Last time I spoke about two problems which cause tension between the disciplines of Theology and Psychology. We spoke firstly about the subjective nature of Psychological claims and the objective nature of theological claims. We then briefly looked at the second issue with Psychologists focus on immediate reality and practice, while theologians tend to focus on objective reality. Today I want to highlight the third tension between Theology and Psychology.

It could best be called disciplinary asymmetry. This is a covert and divisive problem at the very heart of relating psychology and theology. Put simply, Theology and Psychology do not neatly align in their concern or proportion.

  1. Asymmetry of disciplinary concern

Think about it like this, Theologians spend roughly 10% of their time considering anthropology out of all the fields that concern them. Psychologists have one field; they spend 100% of their time studying human beings. What this means is that there are simply not enough verses in the Bible to speak meaningfully into every single situation in Psychology. That is not to say that the Bible does not speak into deep conversations, but rather that the Bible and Theology does not spend enough time teasing out the mechanics of human personality and experience to supply a dogmatic answer to a psychological question.

For example, Jeremiah 17:9 says, “The heart is deceitful above all things, and desperately sick; who can understand it?” That statement only goes so far in conversation with a quarter of a million peer reviewed studies in psychology every year. Even if you include other topics in theology to increase the percentage, say maybe including the topics of Christian living and progressive sanctification, to broaden the spoke that speaks to anthropology, but even then the asymmetry is still stark. There is just significantly less Scripture speaking to issues that Psychology speaks to.

2. Asymmetry of Disciplinary proportions

This is actually the main issue. Let’s argue that Theology spends 25% of its content addressing concerns of psychology, even then what we gain in the overlap is lost along the lines of proportionality.

The largest sub-disciplines in psychology is the study of behaviour and cognition: how people act and why; how people think and why. We might think the Bible speaks at length to these issues, but it doesn’t do so in the way that psychology does. The Bible makes ultimate grand objective claims about how humans work because God chose to speak exactly about what he wanted to speak about, that’s how revelation works. The Bible makes metaphysical, ultimate, ontological claims, which while they are true, they are far from human experience. It does speak to human experience like the psalms, but Psalms are not there for us to conform ourselves to David’s psychology, his prayers are opportunities for us to join him in the greater themes of the spiritual life. It’s a hermeneutical mistake to think that what scripture commends to us as worthy of our practise is not that David or a protagonist themselves are template for our psychology (when God shows us their psychology). That is not in the text, there is no license for it, and it’s just as assumption that people make.

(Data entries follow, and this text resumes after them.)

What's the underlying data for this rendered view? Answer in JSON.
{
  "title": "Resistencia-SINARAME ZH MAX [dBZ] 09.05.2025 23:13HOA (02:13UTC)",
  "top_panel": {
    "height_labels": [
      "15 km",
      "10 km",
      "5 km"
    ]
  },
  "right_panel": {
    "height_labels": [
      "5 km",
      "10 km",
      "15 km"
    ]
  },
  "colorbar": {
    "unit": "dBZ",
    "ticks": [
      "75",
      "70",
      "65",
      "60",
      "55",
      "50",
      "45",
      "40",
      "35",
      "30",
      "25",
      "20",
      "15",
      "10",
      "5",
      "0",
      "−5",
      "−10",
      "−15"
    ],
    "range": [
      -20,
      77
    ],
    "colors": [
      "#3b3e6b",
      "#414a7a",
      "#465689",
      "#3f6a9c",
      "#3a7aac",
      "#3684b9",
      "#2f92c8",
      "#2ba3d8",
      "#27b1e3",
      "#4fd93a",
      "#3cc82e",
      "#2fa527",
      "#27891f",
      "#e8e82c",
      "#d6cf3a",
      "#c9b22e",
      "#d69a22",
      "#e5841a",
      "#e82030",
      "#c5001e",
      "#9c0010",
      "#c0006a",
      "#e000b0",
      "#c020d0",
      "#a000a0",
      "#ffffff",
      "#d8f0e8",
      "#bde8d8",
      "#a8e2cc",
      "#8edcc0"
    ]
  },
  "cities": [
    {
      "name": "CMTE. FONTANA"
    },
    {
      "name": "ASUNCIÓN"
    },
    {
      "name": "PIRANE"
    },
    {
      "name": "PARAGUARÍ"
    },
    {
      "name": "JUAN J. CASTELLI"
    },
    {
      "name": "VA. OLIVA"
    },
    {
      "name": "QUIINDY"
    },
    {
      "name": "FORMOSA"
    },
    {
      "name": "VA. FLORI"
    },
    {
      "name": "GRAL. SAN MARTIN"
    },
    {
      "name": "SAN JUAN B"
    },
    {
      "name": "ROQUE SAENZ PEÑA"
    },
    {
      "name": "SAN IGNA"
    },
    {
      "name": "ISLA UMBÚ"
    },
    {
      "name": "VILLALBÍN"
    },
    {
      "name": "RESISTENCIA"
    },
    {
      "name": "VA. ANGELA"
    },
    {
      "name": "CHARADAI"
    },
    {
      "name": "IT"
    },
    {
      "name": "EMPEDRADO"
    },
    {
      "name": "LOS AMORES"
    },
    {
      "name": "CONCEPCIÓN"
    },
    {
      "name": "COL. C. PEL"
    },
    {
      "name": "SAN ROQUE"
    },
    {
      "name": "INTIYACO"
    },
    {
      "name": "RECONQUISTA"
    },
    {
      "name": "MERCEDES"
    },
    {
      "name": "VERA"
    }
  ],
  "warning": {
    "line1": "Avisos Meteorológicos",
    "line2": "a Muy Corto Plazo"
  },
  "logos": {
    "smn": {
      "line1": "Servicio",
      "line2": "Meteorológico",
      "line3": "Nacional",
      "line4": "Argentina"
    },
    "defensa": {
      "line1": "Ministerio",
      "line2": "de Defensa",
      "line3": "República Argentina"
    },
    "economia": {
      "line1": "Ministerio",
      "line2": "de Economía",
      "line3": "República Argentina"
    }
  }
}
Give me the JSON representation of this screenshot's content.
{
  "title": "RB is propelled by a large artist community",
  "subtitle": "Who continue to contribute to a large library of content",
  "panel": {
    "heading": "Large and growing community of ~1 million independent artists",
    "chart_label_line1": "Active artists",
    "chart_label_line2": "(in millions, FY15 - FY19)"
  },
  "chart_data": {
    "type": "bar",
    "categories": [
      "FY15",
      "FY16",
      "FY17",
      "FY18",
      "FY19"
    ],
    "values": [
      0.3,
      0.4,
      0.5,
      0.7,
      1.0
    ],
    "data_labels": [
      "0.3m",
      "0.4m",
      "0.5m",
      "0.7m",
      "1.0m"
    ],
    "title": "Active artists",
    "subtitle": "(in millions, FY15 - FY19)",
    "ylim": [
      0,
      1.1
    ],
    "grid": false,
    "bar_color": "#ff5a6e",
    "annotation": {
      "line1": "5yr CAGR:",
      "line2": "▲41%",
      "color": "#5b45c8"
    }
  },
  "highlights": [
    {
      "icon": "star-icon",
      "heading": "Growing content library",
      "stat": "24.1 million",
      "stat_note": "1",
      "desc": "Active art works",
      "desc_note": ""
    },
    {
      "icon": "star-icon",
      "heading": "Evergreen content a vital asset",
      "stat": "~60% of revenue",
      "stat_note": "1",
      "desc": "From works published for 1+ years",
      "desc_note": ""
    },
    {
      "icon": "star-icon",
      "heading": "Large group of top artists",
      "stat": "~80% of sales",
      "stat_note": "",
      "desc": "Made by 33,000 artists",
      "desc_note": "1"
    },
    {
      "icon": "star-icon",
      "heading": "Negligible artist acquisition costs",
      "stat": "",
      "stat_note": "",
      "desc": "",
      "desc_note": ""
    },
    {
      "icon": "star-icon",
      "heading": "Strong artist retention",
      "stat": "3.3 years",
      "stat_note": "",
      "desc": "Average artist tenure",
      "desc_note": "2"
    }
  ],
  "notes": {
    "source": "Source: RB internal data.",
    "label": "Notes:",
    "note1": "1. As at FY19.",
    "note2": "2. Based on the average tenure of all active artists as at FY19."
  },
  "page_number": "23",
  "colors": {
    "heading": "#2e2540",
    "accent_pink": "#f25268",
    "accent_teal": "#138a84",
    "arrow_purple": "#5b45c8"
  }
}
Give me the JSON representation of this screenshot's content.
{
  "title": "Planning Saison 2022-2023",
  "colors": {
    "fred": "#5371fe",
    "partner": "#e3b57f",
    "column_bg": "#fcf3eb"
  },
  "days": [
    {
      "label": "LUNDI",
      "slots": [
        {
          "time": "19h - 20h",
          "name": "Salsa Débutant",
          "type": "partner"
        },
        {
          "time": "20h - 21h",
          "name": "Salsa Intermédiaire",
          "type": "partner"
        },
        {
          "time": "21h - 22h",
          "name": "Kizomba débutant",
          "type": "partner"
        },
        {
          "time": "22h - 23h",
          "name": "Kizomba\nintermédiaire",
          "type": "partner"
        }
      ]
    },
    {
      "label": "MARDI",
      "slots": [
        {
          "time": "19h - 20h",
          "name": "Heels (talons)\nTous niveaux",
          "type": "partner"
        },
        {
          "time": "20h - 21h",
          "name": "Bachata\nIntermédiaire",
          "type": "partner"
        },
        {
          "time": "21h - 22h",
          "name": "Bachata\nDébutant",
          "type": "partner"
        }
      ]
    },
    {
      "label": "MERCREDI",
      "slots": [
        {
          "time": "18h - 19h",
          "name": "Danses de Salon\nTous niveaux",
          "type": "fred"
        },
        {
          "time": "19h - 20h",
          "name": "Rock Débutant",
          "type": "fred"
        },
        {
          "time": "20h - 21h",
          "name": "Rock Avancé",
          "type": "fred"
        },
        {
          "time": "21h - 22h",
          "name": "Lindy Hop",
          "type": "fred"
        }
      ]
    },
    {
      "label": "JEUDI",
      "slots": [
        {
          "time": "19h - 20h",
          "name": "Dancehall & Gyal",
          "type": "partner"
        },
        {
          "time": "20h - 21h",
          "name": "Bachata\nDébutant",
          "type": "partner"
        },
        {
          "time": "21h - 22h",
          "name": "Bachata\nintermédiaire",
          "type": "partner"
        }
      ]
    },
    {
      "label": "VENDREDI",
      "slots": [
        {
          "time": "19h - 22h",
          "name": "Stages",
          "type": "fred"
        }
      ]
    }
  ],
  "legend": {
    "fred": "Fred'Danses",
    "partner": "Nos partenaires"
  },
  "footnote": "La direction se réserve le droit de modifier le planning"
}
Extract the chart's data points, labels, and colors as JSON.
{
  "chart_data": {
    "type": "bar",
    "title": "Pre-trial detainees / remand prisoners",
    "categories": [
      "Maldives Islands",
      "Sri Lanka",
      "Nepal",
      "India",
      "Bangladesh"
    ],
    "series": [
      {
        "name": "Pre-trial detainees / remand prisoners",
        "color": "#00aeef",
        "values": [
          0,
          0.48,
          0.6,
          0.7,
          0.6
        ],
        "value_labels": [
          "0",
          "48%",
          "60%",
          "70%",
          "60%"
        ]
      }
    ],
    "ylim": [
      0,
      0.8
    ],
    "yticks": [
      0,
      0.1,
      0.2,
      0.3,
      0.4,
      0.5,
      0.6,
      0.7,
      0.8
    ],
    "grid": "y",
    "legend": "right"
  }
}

The Bible makes claims about how human beings work and even though they are true, psychology describes more proximate causes and mechanism for human behaviour and cognition. Go read an article in the journal of experimental psychology and forensic neuroscience and cognition and you will see a level of detail and proximity to human experience that just doesn’t exist in the Bible.

For example, additions, Paul says in 1 Corinthians 10:13, “no temptation….” That is an ultimate theological description of one aspect of addition. Psychology has found there is a very strong correlation between childhood abuse trauma and addiction, and the Bible doesn’t speak directly to the proximate mechanism of that correlation. So a theologian could give a theological account of that correlation through the lens of Scripture, but the theologian would need to  do exegetical gymnastics to claim that the Bible actually explains the proximate mechanism and gives a sufficient account of it. Not saying that the Bible doesn’t  say anything true or relevant to the addictions of adults who were abused as children, but whatever meagre collection of Bible verses speak directly and straightforwardly to this issues, whatever they may be, is far out  of proportion to the understanding of this phenomenon that we can acquire from the discipline of psychology which  offers 1000s of volumes  of journal articles unpacking every angle of this phenomenon, from the cause to the remedy. This assertion disproves no truly Christian claim, steals not anthropological real estate from the theologian.

In summary for this one problem, relating these two disciplines is difficult because of their disciplinary asymmetry. The concern of respective projects and source material and also in proportion to each other’s topics, which impedes the straight forwardness of the task of relating these two disciplines.